Finishing outside the 125 didn’t mean Stuard was relegated back to the Web.com Tour, but it did sort of leave him in limbo. Those who finish between Nos. 126-150 on the FedEx Cup points list are still on the PGA Tour but can’t always get into the tournaments they want to play because they rank down the priority list.
Once again, no control.
So Stuard went back to his right-to-left draw, though he did tinker with his putting game. Last week at the Texas Open in San Antonio, he took a flyer on a new putter, a “fang” styled stick with two wings sticking out the back of it.
If Dracula were on the PGA Tour, this is the putter he would use. And like Stuard on Monday, he’d wear all black.
The putter was a magic wand in the Zurich — Stuard was a remarkable 46-of-46 putting from 10 feet in at TPC Louisiana and didn’t make a single bogey in 54 holes.
Make that 56 holes, because there was a playoff between Stuard, Jamie Lovemark and Byeong-Hun An.
In the playoff, Stuard hooked his drive left of the 18th fairway on the second extra hole, leaving him with an awkward stance with his left foot in the bunker. If you hook into trouble, you have to hook out of trouble, and that’s what Stuard did, looping a shot out 171 yards short of the pin.

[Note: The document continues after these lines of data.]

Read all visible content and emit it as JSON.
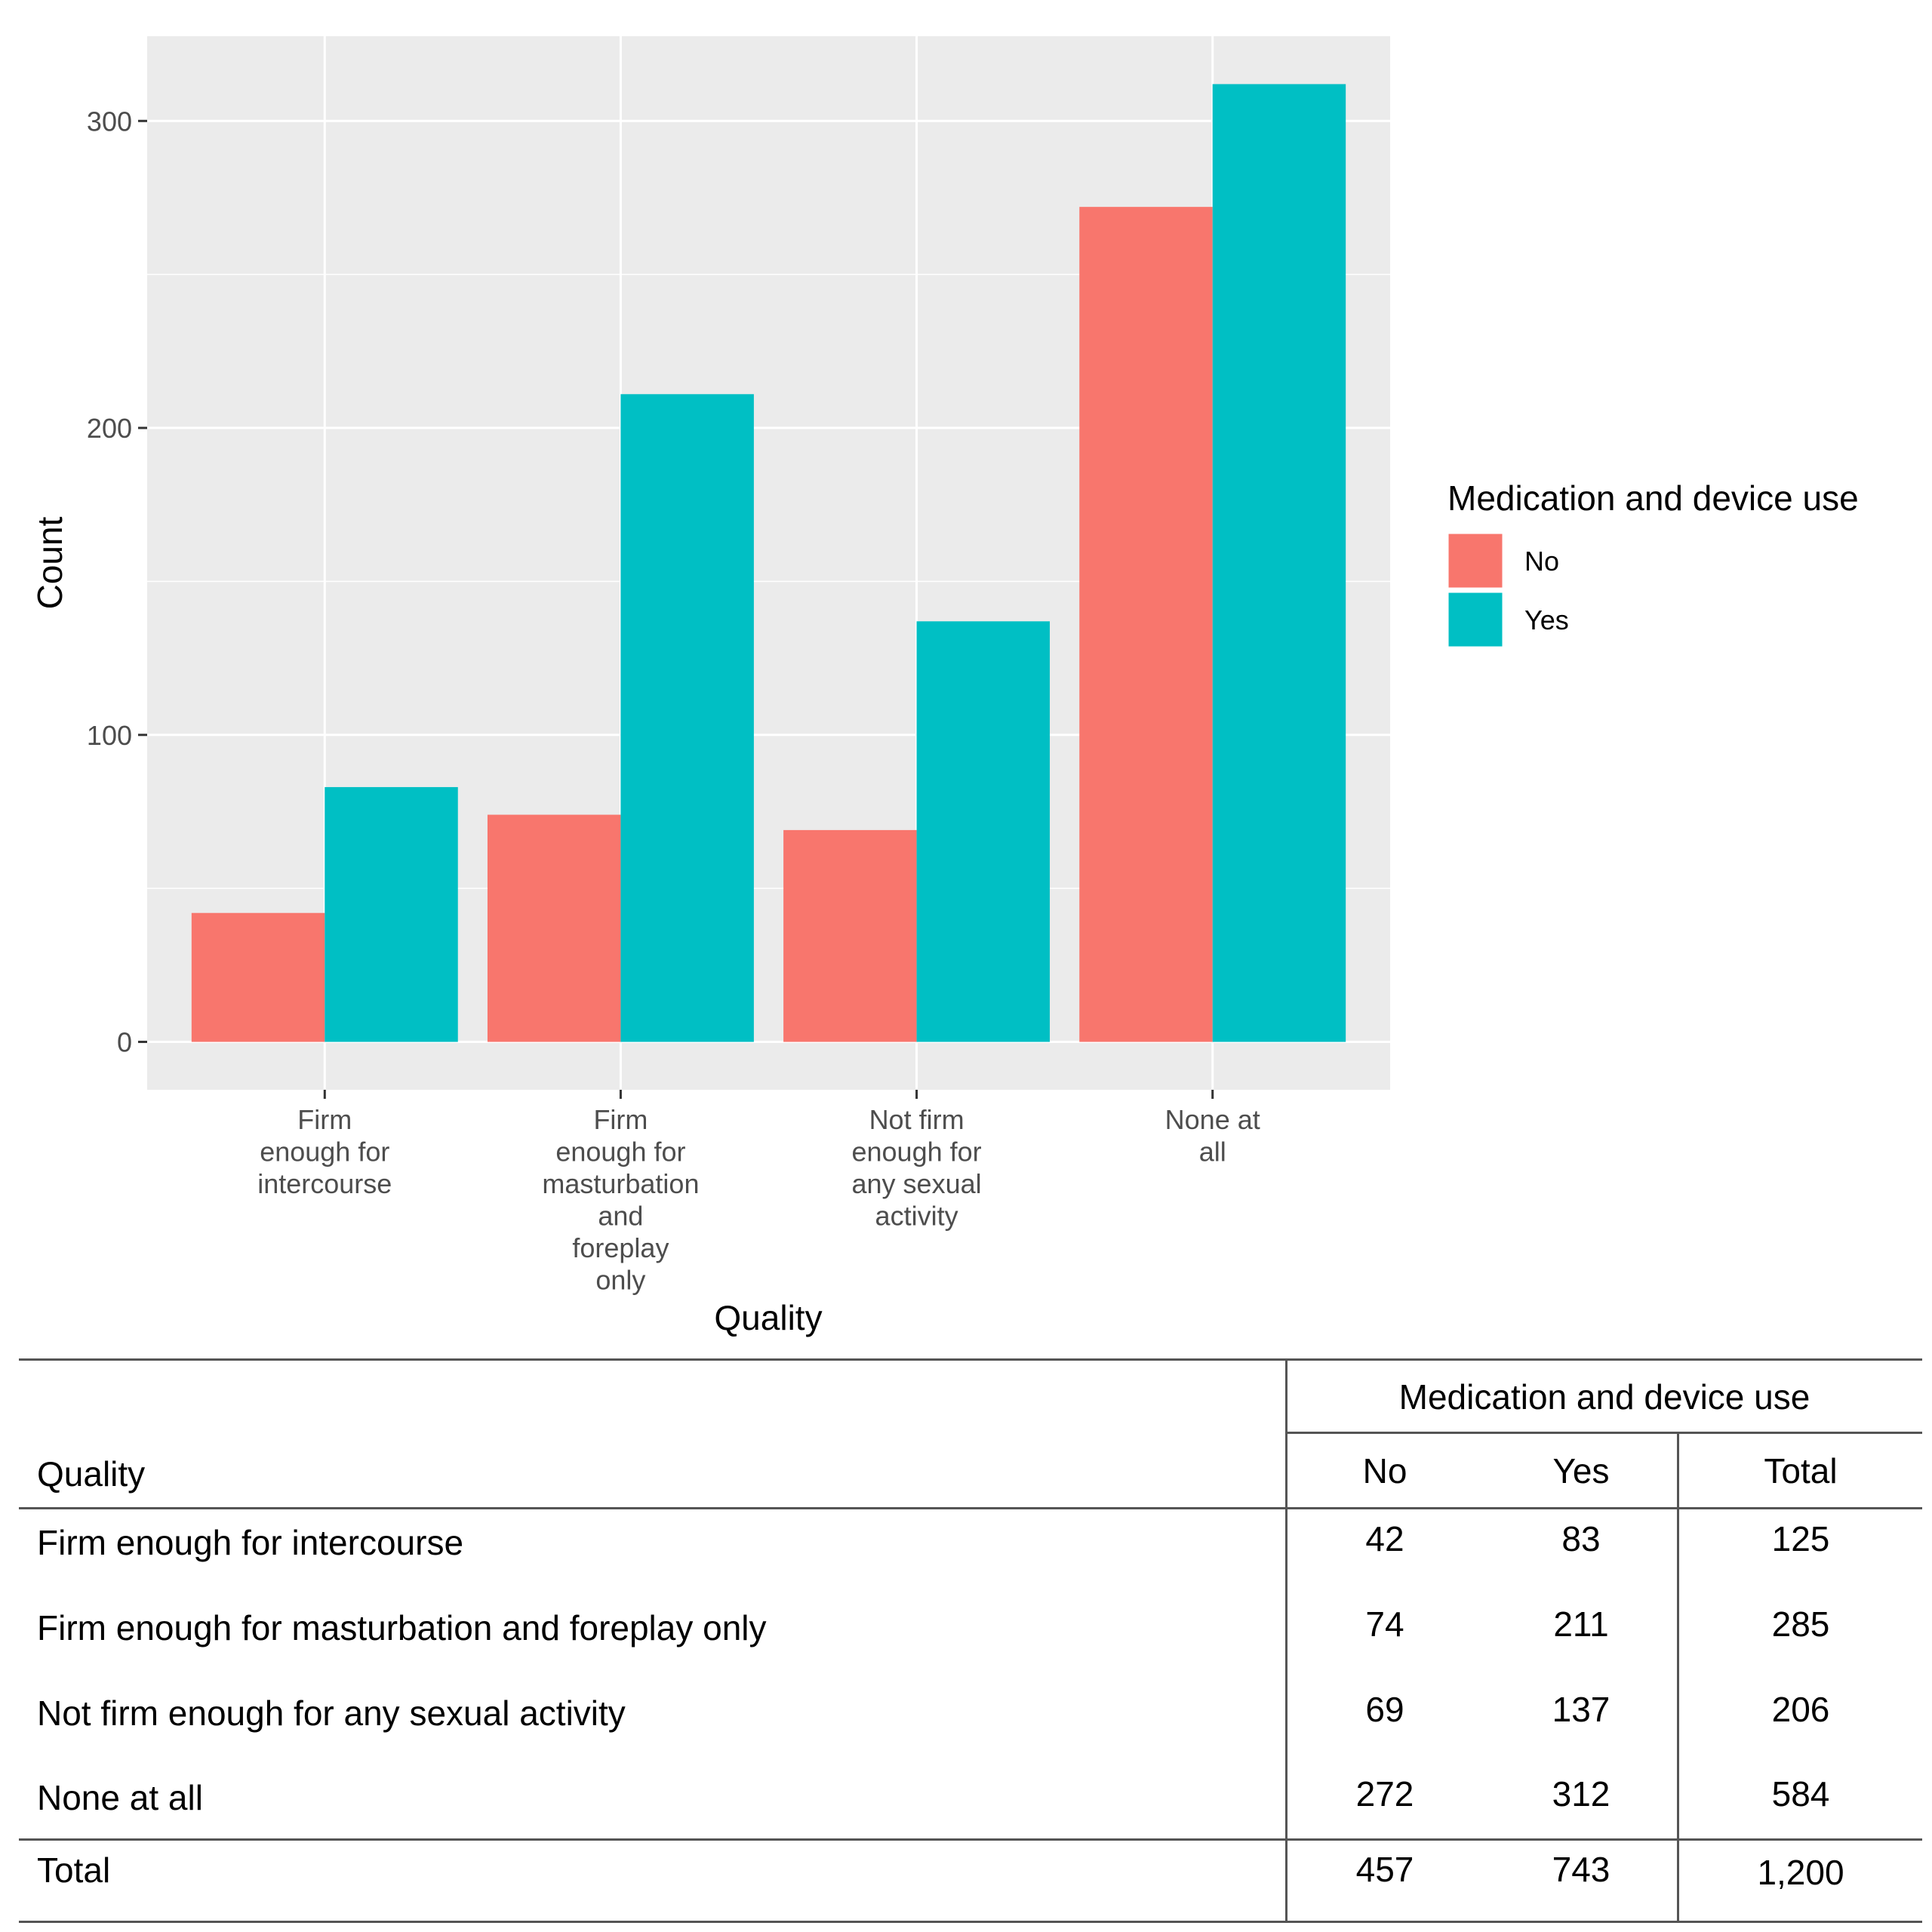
{
  "chart_data": {
    "type": "bar",
    "categories": [
      [
        "Firm",
        "enough for",
        "intercourse"
      ],
      [
        "Firm",
        "enough for",
        "masturbation",
        "and",
        "foreplay",
        "only"
      ],
      [
        "Not firm",
        "enough for",
        "any sexual",
        "activity"
      ],
      [
        "None at",
        "all"
      ]
    ],
    "series": [
      {
        "name": "No",
        "values": [
          42,
          74,
          69,
          272
        ],
        "color": "#F8766D"
      },
      {
        "name": "Yes",
        "values": [
          83,
          211,
          137,
          312
        ],
        "color": "#00BFC4"
      }
    ],
    "xlabel": "Quality",
    "ylabel": "Count",
    "ylim": [
      -15.6,
      327.6
    ],
    "yticks": [
      0,
      100,
      200,
      300
    ],
    "grid": true,
    "panel_color": "#EBEBEB",
    "legend": {
      "title": "Medication and device use",
      "position": "right"
    }
  },
  "table": {
    "spanner": "Medication and device use",
    "row_header": "Quality",
    "col_headers": [
      "No",
      "Yes",
      "Total"
    ],
    "rows": [
      {
        "label": "Firm enough for intercourse",
        "values": [
          "42",
          "83",
          "125"
        ]
      },
      {
        "label": "Firm enough for masturbation and foreplay only",
        "values": [
          "74",
          "211",
          "285"
        ]
      },
      {
        "label": "Not firm enough for any sexual activity",
        "values": [
          "69",
          "137",
          "206"
        ]
      },
      {
        "label": "None at all",
        "values": [
          "272",
          "312",
          "584"
        ]
      }
    ],
    "total": {
      "label": "Total",
      "values": [
        "457",
        "743",
        "1,200"
      ]
    }
  }
}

It set up the shot of his golfing life. Stuard drew a 7-iron, the ball flying low with a little right-to-left action, homing onto the pin like a heat-seeking missile. It checked up two feet short of the cup, while the poor unfortunate Lovemark was hacking his way to the green from a grassy gumbo way left by the grandstand. (An was eliminated the hole before.)
Two feet? Fang putter? Stuard could have made that one with a shovel — except for one detail.
His hands were shaking.
Those two feet changed the arc of Stuard’s career for the next two-plus seasons at least. He’s exempt on tour, meaning he can plan his schedule as he sees fit. A schedule that now includes invitations to The Players, the PGA Championship and next April’s Masters.
“He’s hard on himself,” fellow Michigander and touring pro Tom Gillis told The Detroit News after Stuard’s win. “Probably harder than he should be.
“He’s a good kid. All he ever wanted to do was this.”
Stuard was asked if his fellow pros will think of him differently when he finally shows up late to the next stop on the PGA Tour’s traveling road: the Wells Fargo Championship in Charlotte, North Carolina.
For certain he will think differently of himself.
“I’ve always been, I guess, a journeyman kind of player,” Stuard said. “Just always grinded it out. It’s just one of those things where you have the confidence to say, ‘One day, it’s going to be your time.’
“Fortunately, today was that day.”
A day, a win, Stuard couldn’t have drawn up any better.